Caching and performance

Serializing a placeholder means walking its whole plugin tree, resolving references and (optionally) rendering HTML. djangocms-rest caches that work so repeat requests are cheap. This page explains what is cached, when, and how it stays correct.

What gets cached

The unit of caching is the serialized placeholder: the JSON content of one placeholder in one language for one site. This is the expensive part of a page response, and it is exactly what the placeholder endpoint (/placeholders/…) returns and what single-page endpoints embed.

The cache reuses django CMS’s own placeholder cache machinery — the same keys, versioning and expiration logic — under a distinct :rest namespace, so the JSON cache lives alongside (and never collides with) the HTML placeholder cache. It is stored in whatever Django cache backend you have configured: locmem in development, Redis or Memcached in production.

When the cache is used

Caching applies only when it is both safe and enabled:

  • the placeholder must opt in to caching (cache_placeholder);

  • django CMS placeholder caching must be enabled in settings;

  • the request must not be a preview request.

The last point matters: preview reads draft, in-progress content (see Preview and versioning), so caching it would risk serving stale drafts to editors. Preview responses are always generated fresh.

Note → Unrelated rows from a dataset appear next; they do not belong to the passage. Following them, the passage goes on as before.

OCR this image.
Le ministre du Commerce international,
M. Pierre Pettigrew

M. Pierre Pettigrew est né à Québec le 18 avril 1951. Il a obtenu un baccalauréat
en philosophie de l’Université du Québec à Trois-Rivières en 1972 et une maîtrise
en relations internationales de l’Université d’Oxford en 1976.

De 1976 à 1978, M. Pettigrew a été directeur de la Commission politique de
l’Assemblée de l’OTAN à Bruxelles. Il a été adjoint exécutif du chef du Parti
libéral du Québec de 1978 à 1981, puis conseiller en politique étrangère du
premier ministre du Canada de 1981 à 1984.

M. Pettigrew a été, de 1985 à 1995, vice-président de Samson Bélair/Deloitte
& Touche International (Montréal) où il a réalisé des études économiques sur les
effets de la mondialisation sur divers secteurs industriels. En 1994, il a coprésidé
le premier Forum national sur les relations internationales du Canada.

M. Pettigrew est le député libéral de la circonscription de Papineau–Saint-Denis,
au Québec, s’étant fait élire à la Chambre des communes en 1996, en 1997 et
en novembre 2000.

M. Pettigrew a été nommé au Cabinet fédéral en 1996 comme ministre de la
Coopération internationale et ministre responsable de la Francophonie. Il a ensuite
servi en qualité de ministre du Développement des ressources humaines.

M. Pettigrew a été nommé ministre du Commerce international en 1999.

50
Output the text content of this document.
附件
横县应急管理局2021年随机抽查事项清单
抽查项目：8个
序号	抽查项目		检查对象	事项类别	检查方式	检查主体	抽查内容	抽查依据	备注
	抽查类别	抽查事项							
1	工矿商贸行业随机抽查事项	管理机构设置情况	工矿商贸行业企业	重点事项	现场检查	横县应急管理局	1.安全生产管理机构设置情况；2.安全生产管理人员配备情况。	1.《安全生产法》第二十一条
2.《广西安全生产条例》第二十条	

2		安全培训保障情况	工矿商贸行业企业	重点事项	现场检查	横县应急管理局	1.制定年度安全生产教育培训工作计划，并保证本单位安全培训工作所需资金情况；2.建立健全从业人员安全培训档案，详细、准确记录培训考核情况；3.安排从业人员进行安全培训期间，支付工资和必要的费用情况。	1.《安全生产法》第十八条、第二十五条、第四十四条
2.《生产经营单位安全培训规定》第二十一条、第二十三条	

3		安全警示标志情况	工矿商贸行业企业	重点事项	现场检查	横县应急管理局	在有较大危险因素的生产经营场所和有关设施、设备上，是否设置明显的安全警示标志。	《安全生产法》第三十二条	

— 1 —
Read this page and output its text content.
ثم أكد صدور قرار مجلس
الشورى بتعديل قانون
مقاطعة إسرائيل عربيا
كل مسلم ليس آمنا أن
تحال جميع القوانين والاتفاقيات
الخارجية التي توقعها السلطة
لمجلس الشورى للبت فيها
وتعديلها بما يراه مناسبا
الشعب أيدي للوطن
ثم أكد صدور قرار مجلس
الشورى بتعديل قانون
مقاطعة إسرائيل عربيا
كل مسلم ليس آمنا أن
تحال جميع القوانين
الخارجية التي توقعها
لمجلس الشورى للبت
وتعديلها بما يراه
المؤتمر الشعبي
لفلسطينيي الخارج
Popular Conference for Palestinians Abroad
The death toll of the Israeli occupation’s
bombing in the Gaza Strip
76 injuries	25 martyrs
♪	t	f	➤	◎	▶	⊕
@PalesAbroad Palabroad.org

How freshness is maintained

Each cache entry has a version and an expiration. The expiration is the smaller of django CMS’s configured content cache duration and the placeholder’s own computed expiration, so plugins that declare a shorter lifetime are respected. When content changes, the underlying cache version moves on and stale entries are no longer served — you do not invalidate the REST cache manually.

Implications for your design

  • Listings stay light by design. List and tree endpoints return placeholder links rather than embedded content (see The content model), so a large navigation tree never triggers plugin serialization. Fetch placeholder content only for the pages you actually render.

  • Deep trees are the expensive case. /pages-tree/ over a large site builds the whole hierarchy in one response; prefer the paginated /pages-list/ when you don’t need the nesting.

  • A shared cache backend amplifies the win. With Redis or Memcached, placeholder JSON serialized for one visitor is reused for the next — across processes and, for a single-instance multi-site deployment, correctly partitioned per site.